Le problème n’était pas sur le terrain mais en tribune. En mai dernier, j’ai présenté un plan de relance du football lors d’une conférence à l’université. J’ai focalisé sur deux axes : la qualité du jeu et la sécurité dans les gradins. Contrer les risques de débordement n’est pas difficile. Primo, les fans doivent être à l’image de leur équipe, une mosaïque, aux responsables des clubs de supporters de faire ce qu’il faut. Secundo, il faut une forte présence des dames et des enfants au stade. Pour les matchs chauds, un homme n’entre pas seul. Il vient accompagné de sa soeur, sa femme, sa mère, qui il veut. Les femmes ont un coté sécurisant.
 
● Sexisme contre communalisme : c’est l’idée la plus ahurie de l’année !
Mais pas du tout ! La femme est l’antidote du poison de l’homme. L’emmener au stade, c’est emmener la famille. Dimanche dernier, devant ma télé, j’observais les tribunes d’Old Trafford. Il y avait de tout : des veilles dames, des gamins, des musulmanes voilées. Ce match [Man U - Arsenal, ndlr] déchaînait les passions, mais en tribune, chacun était à l’aise. Non seulement tout le monde peut cohabiter dans un stade, mais c’est souhaitable pour éviter les dérapages.
 
● Pourquoi la relance du football local passe-t-elle forcément par le retour des clubs traditionnels ?
Parce que seuls les « historiques» peuvent faire revenir les gens au stade. Personne ne s’identifie à l’équipe de sa région. Par contre, Sunrise, Cadets, Scouts, Fire, Racing ou Dodo, ça parle aux gens. C’est la rivalité entre ces clubs qui ramènera le public en tribune. Tout le challenge est de laisser vivre cette rivalité sur le plan sportif sans réveiller le démon communal. Il est évidemment hors de question d’aligner un onze musulman ou un onze hindou. Mais encore une fois, cela ne se faisait déjà plus au début des années 1980, et sans intervention politique. Alors, de quoi avons-nous peur ?
 
● Paul Bérenger, lui, y voit une décision « archaïque et rétrograde»…

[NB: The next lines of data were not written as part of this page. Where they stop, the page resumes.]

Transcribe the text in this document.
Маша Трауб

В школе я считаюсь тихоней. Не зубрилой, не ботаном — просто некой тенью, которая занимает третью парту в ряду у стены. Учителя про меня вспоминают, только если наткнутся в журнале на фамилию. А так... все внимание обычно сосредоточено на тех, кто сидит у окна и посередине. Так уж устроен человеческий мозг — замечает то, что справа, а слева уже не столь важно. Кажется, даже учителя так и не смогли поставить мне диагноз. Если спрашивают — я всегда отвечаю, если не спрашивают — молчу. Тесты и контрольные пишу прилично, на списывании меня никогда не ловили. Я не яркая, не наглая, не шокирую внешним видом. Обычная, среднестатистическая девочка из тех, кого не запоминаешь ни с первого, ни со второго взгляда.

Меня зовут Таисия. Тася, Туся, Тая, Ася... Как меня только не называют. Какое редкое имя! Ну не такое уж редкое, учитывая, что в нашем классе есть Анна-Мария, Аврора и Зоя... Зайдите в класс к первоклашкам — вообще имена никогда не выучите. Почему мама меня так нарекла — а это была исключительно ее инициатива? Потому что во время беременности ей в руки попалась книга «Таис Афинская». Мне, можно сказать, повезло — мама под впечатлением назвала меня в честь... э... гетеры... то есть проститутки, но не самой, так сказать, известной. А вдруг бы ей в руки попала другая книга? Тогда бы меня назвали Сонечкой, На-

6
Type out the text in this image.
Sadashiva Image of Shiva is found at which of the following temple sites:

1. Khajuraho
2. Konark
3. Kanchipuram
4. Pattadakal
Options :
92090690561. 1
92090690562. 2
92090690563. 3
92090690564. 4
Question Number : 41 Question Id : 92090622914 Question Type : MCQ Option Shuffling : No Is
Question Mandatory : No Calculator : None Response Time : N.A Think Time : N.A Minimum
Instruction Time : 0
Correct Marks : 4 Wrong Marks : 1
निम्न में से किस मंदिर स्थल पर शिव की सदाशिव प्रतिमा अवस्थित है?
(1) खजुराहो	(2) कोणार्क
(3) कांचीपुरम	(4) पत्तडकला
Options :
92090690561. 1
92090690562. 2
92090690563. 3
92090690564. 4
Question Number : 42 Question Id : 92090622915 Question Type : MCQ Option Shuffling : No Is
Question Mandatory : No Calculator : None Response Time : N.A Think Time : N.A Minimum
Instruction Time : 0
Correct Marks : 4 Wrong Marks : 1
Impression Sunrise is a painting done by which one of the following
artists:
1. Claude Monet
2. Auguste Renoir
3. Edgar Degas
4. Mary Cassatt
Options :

En matière d’archaïsmes, Paul Bérenger en connaît un rayon. Le retour des anciens clubs ne pose aucun problème à partir du moment où il est soumis à conditions. Si le leader de l’opposition le souhaite, je suis prêt à lui faire un exposé personnalisé.
 
● Vous commenceriez par lui dire quoi ?
Qu’il parle trop souvent pour ne rien dire. Les politiques sont des opportunistes. Le foot, c’est porteur. Chacun, pour ou contre le retour de ces clubs, va essayer d’en tirer un capital politique. Au monde du foot d’être vigilant pour ne pas se laisser instrumentaliser.
 
● Ce monde est allé plus vite que celui de la politique : si un Saoud peut jouer dans n’importe quel club, il ne peut pas être candidat dans n’importe quelle circonscription…
C’est très juste. Il y a beaucoup plus d’invectives communales en campagne électorale que dans tous les stades du pays réunis. Le football peut réussir là où le politique a échoué.
 
● En général, c’est la fédération qui pense le football. A Maurice, c’est le gouvernement. Cela vous inspire quoi ?
Honte à la fédération, avec un « H » majuscule, voilà ce que ça m’inspire. Et je tire mon chapeau au gouvernement. Entendons-nous bien : je suis pour la séparation des pouvoirs entre les autorités politiques et les autorités sportives. Je pense qu’il doit y avoir une ligne de démarcation entre le gouvernement et la fédération, mais encore fautil avoir une fédération digne de ce nom. La nôtre est en carton, ce sont des comiques.
 
● L’autre volet du plan de relance, c’est la semi-professionnalisation. Le gouvernement a promis 10 millions, est-ce suffisant ?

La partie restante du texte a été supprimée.